O subtítulo do livro nos evoca ainda mais desafios, pois, tendo como horizonte a atuação profissional do autor no campo da conservação, argumenta que uma "política pública pode se transformar em uma política do ressentimento" se olharmos os eventos com uma escala de observação maior do que aquela imposta pelos termos de referência ou agendas apressadas das agências de conservação. O livro busca compreender os conflitos relacionados às políticas públicas de conservação da natureza tomando os pontos de vista dos diferentes sujeitos: pescadores, caiçaras, indígenas, quilombolas e populações tradicionais, bem como daqueles que se definem como os protetores da natureza e, por fim, daqueles que financiam e delimitam os contornos onde podem caber as experiências de conservação no mundo. Todos envolvidos em uma dinâmica histórica tensa e que, segundo o autor, estão em plena transformação.

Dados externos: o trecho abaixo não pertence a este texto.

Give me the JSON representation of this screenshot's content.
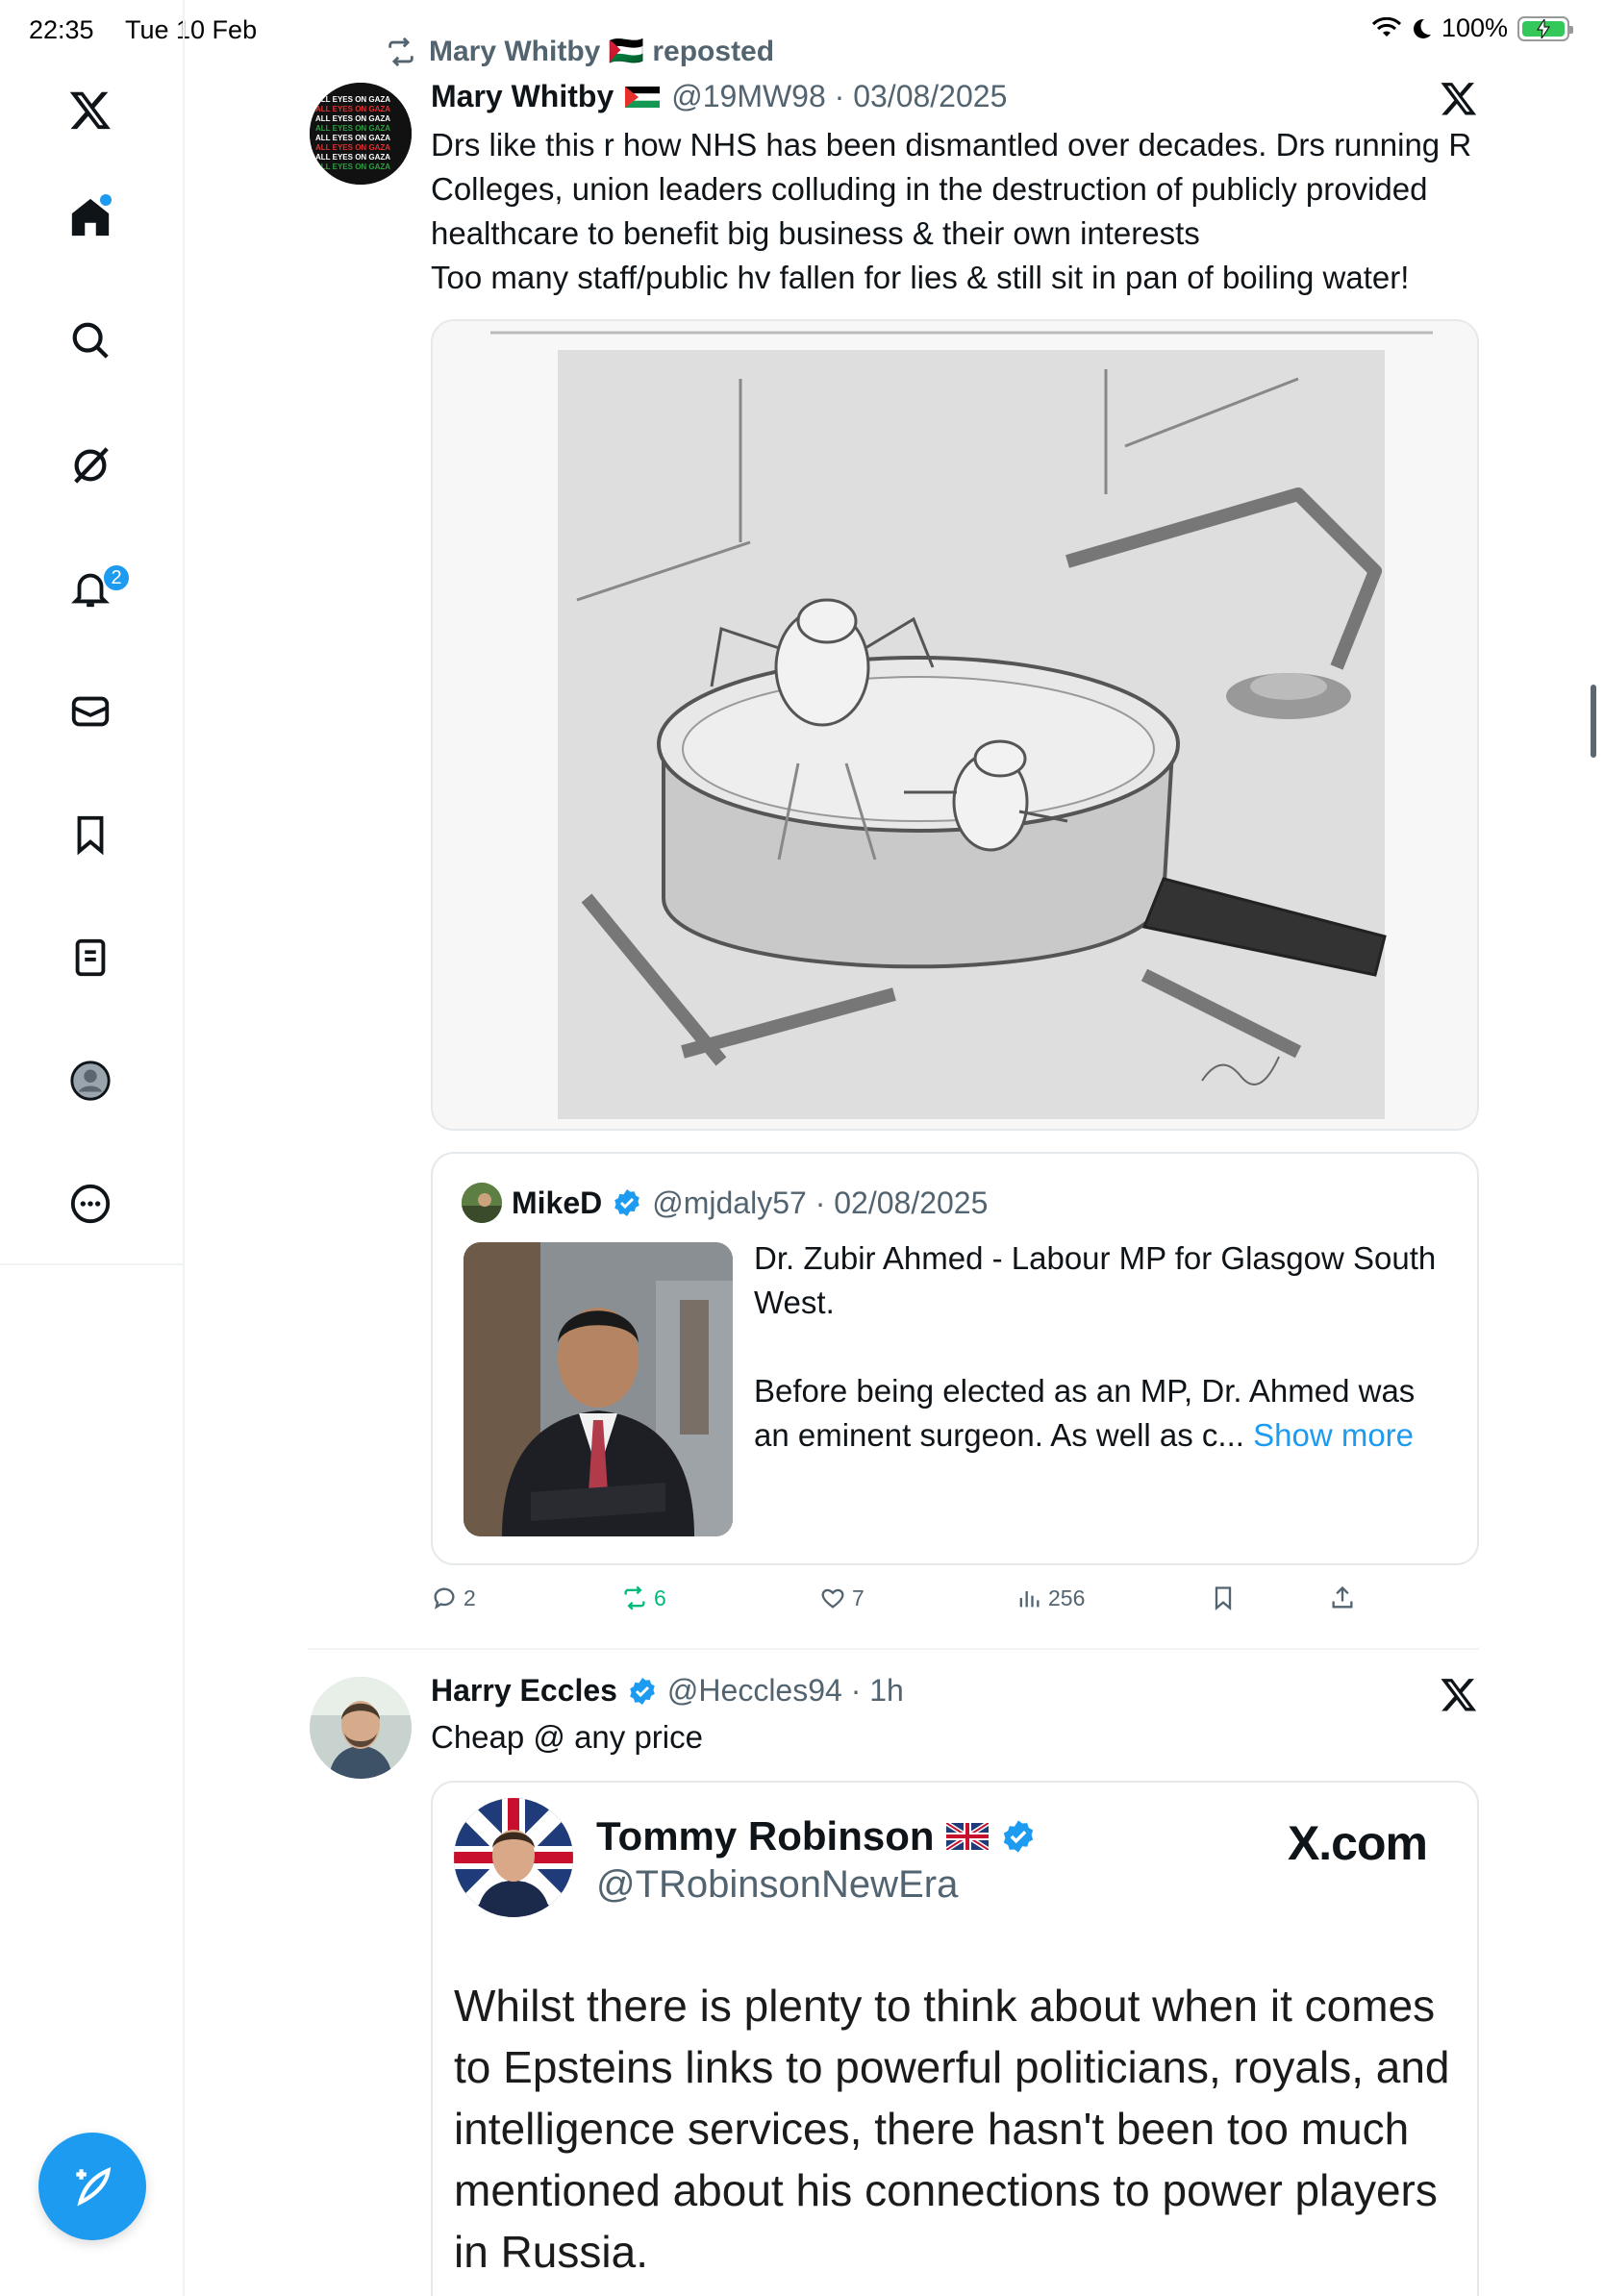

Mas o livro procura enfrentar o conflito de um ponto de vista diferente daquele comumente expostos nos diagnósticos sobre "o problema" da permanência humana em áreas protegidas. Lobão transforma "o problema" em um objeto de estudo a partir de duas guinadas epistemológicas: em primeiro lugar transforma as agências e os agentes da conservação em sujeitos da pesquisa e em segundo lugar transforma a natureza e suas diferentes conceptualizações em um objeto a partir dos espaços de disputa daqueles sujeitos. O resultado mostra a capacidade dessas duas práticas de engolir lógicas distintas que se impõem ou, simplesmente opõem, ao objeto híbrido, mas bem controlado, que pretendem tutelar: a natureza. Nesse aspecto, a tutela é desenvolvida desde uma perspectiva cosmológica, contendo aí seus mitos fundantes, seus dogmas, suas estratégias de reprodução e controle do tempo e do espaço, bem como aqueles que se definem como os especialistas que sacralizaram a natureza - juristas e ambientalistas - ou o Outro - como os antropólogos. Essas cosmologias contêm elementos díspares como ações globais em microescalas, mas também a convergência de interesses nacionais e manutenção da perspectiva Liberal relacionada à força de trabalho envolvida na conservação, no que Lobão define como "projetismo". Em meio a esses cenários ora segmentados, ora bem costurados, as sociedades humanas são apresentadas pelo autor como aquelas que se equilibram, fundem seus horizontes, negociam estratégias, cedem aqui e ali seus palmos de chão e dignidade, mimetizam agências, apresentam seus discursos bem adequados, desaparecem ou se reinventam.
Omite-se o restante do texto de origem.